Henri Nouwen once said, ‘I am deeply convinced that the necessity of prayer, and to pray unceasingly, is not as much based on our desire for God as on God’s desire for us. It is God’s passionate pursuit of us that calls us to prayer. ‘ And the highly respected C.S. Lewis stated, ‘I pray because I can’t help myself. I pray because I’m helpless. I pray because the need flows out of me all the time, waking and sleeping.’
When you read statements about prayer by those saints who have gone before us, from the late beloved Brennan Manning to the radical Dietrich Bonhoeffer all the way back to St Patrick and the Celtic church, who viewed prayer the same as drawing breath, there is a pattern of thought, a single red thread that weaves its way through the years.
And that red thread is this: That prayer, real prayer, is not something that we do but is rather a part of who we are as those who have committed themselves to an eternal relationship with the same God to whom we pray.
Yet how often do we treat prayer like a box to be ticked, another Christian expectation to be met, another meeting to be dutifully at? (I am speaking more around our corporate prayer than individual prayer though certainly the same question applies) Even our weeks of prayer and prayer events? How much of the motivation behind those things come from what Nouwen and Lewis state above? And how much of the motivation is about keeping up with the Christian trends, making certain our church is maintaining its image of being Spirit-filled, “edgy”, and doing “what the Church should be doing”?
Has prayer become just another program? Another box to be ticked?
These questions have been swimming round in my mind today. My job, my entire life it often feels, revolves around inspiring individuals and bodies of people, churches, to be praying. In recent months I have put a lot of energy (and prayer) in particular into attempting to inspire churches across Scotland to engage with the global wave of prayer Thy Kingdom Come.
I often find I have to pause, step back and remind myself why I do what I do. Why I personally pray even. Read some great quotes like those above, re-read Scriptures on prayer, re-read a 24-7 Prayer book like Red Moon Rising or a book by or about the lives of the saints of old.

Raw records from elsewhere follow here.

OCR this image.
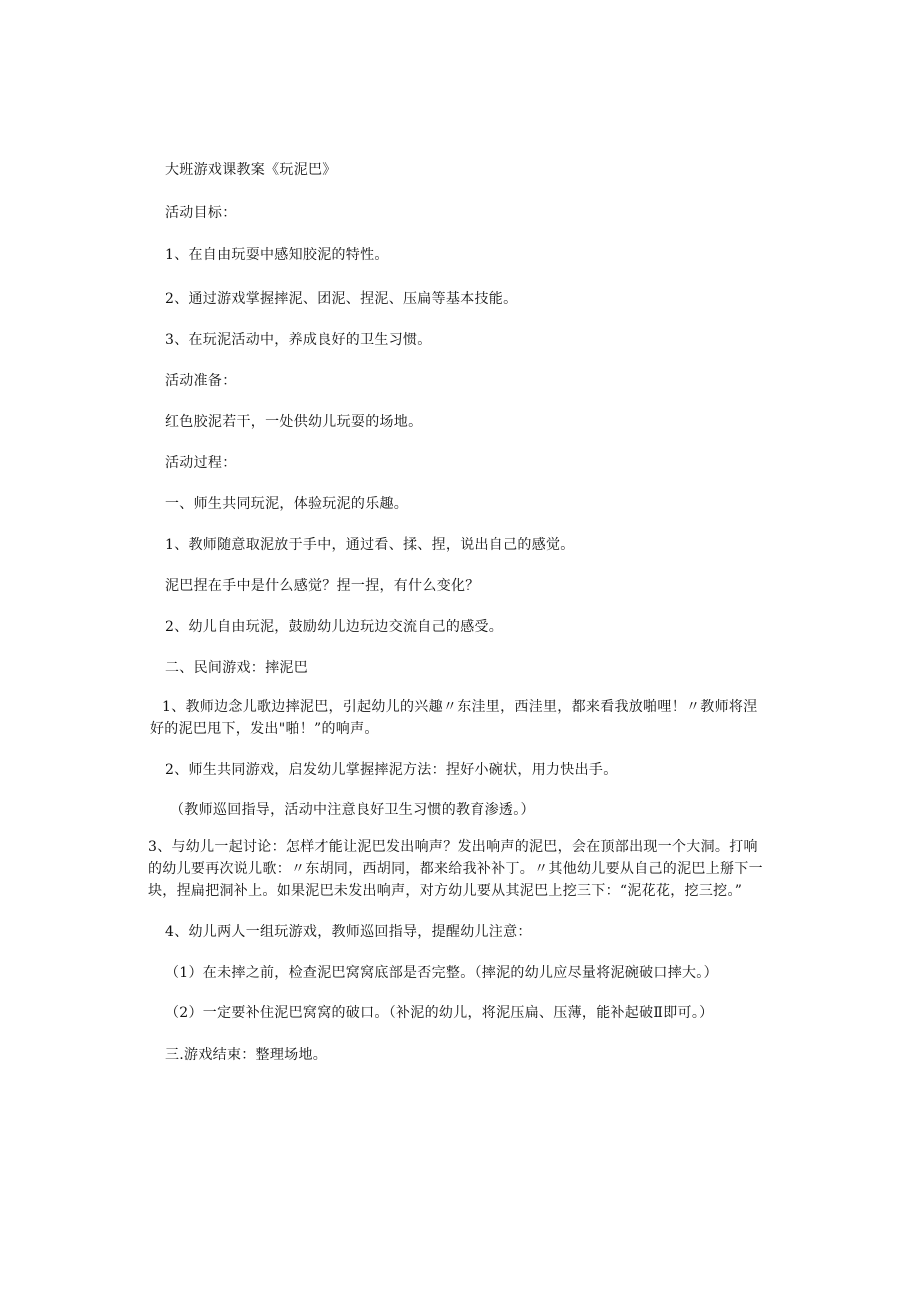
大班游戏课教案《玩泥巴》
活动目标：
1、在自由玩耍中感知胶泥的特性。
2、通过游戏掌握摔泥、团泥、捏泥、压扁等基本技能。
3、在玩泥活动中，养成良好的卫生习惯。
活动准备：
红色胶泥若干，一处供幼儿玩耍的场地。
活动过程：
一、师生共同玩泥，体验玩泥的乐趣。
1、教师随意取泥放于手中，通过看、揉、捏，说出自己的感觉。
泥巴捏在手中是什么感觉？捏一捏，有什么变化？
2、幼儿自由玩泥，鼓励幼儿边玩边交流自己的感受。
二、民间游戏：摔泥巴
1、教师边念儿歌边摔泥巴，引起幼儿的兴趣〃东洼里，西洼里，都来看我放啪哩！〃教师将涅好的泥巴甩下，发出"啪！”的响声。
2、师生共同游戏，启发幼儿掌握摔泥方法：捏好小碗状，用力快出手。
（教师巡回指导，活动中注意良好卫生习惯的教育渗透。）
3、与幼儿一起讨论：怎样才能让泥巴发出响声？发出响声的泥巴，会在顶部出现一个大洞。打响的幼儿要再次说儿歌：〃东胡同，西胡同，都来给我补补丁。〃其他幼儿要从自己的泥巴上掰下一块，捏扁把洞补上。如果泥巴未发出响声，对方幼儿要从其泥巴上挖三下：“泥花花，挖三挖。”
4、幼儿两人一组玩游戏，教师巡回指导，提醒幼儿注意：
（1）在未摔之前，检查泥巴窝窝底部是否完整。（摔泥的幼儿应尽量将泥碗破口摔大。）
（2）一定要补住泥巴窝窝的破口。（补泥的幼儿，将泥压扁、压薄，能补起破Ⅱ即可。）
三.游戏结束：整理场地。
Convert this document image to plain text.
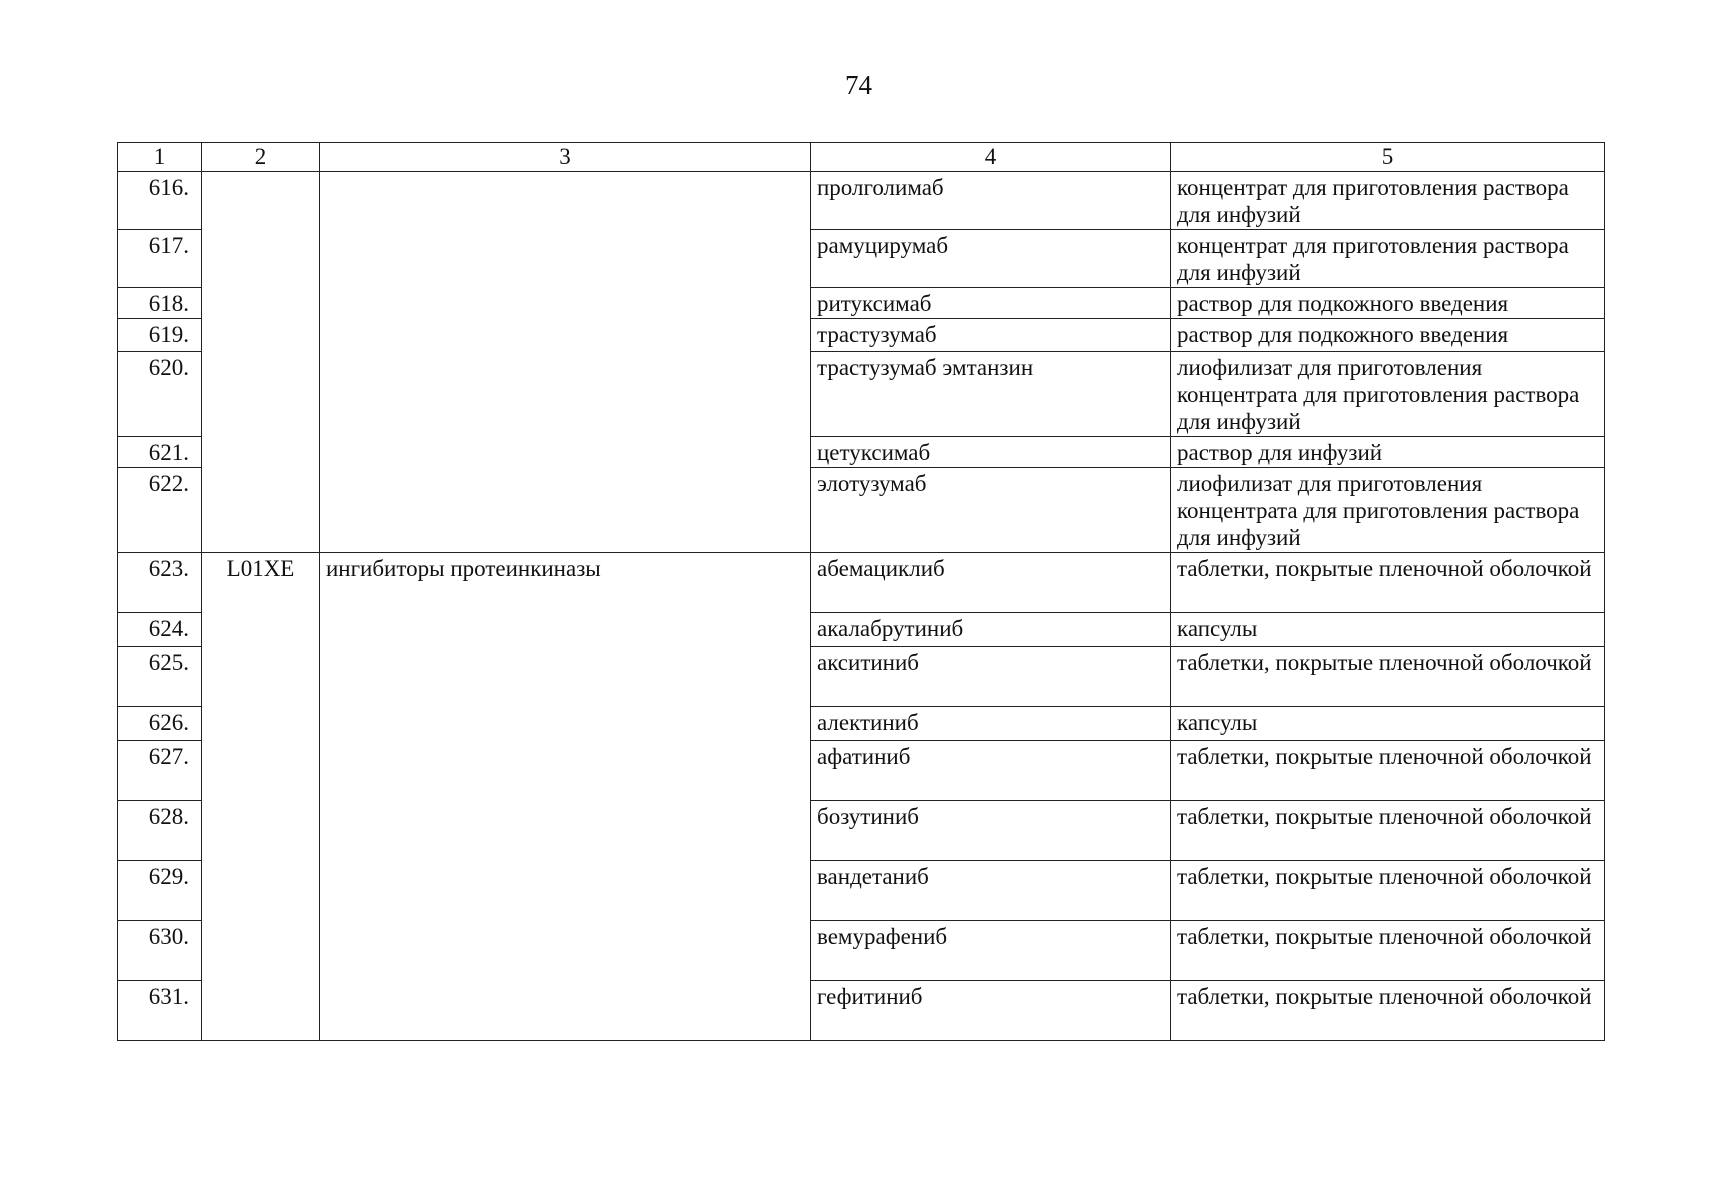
74
1	2	3	4	5
616.			пролголимаб	концентрат для приготовления раствора для инфузий
617.			рамуцирумаб	концентрат для приготовления раствора для инфузий
618.			ритуксимаб	раствор для подкожного введения
619.			трастузумаб	раствор для подкожного введения
620.			трастузумаб эмтанзин	лиофилизат для приготовления концентрата для приготовления раствора для инфузий
621.			цетуксимаб	раствор для инфузий
622.			элотузумаб	лиофилизат для приготовления концентрата для приготовления раствора для инфузий
623.	L01XE	ингибиторы протеинкиназы	абемациклиб	таблетки, покрытые пленочной оболочкой
624.			акалабрутиниб	капсулы
625.			акситиниб	таблетки, покрытые пленочной оболочкой
626.			алектиниб	капсулы
627.			афатиниб	таблетки, покрытые пленочной оболочкой
628.			бозутиниб	таблетки, покрытые пленочной оболочкой
629.			вандетаниб	таблетки, покрытые пленочной оболочкой
630.			вемурафениб	таблетки, покрытые пленочной оболочкой
631.			гефитиниб	таблетки, покрытые пленочной оболочкой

And I find that, even in my excitement and anticipation that events like the events around Thy Kingdom Come are happening, a nervousness creeps in. A nervousness that for some of us, such events have subtly, unconsciously become another box to tick.
And why does that make me nervous?
I guess because when I read Scripture, and when I read historical accounts, the prayers that God responds to time and time again are the prayers driven by hunger, deep hunger for Him, for His presence, to know Him better, for our world to know Him as He truly is, hunger to be empowered by His presence to go and boldly share the Hope within us, like in Acts 4:31. And the one prayer that Jesus seems most unimpressed with was the one that was motivated by “box-ticking”, by concern with fulfilling a role, meeting an expectation of image.
My deep longing, for myself and for the Body of Christ across Scotland, is to know that deep hunger that drives us to our knees and that our prayer meetings, prayer weeks and Thy Kingdom Come prayer evetns would be motivated out of that hunger. Alan Scott from Causeway Vineyard once said, “If you’re hungry, get ready – the Father is preparing a feast for you!” I think the Father longs to prepare a feast for the Church in Scotland, but we need to have an appetite first, we need to be hungry.
So as we approach Thy Kingdom Come, our prayer meetings and prayer weeks, may Holy Spirit search our hearts and bring us back to what prayer is – a relationship of love with Him, a breathing in of His person and power and an agreeing with all that is in His heart. And may our hunger for Him grow to such capacity that He cooks up the greatest feast Scotland has yet experienced!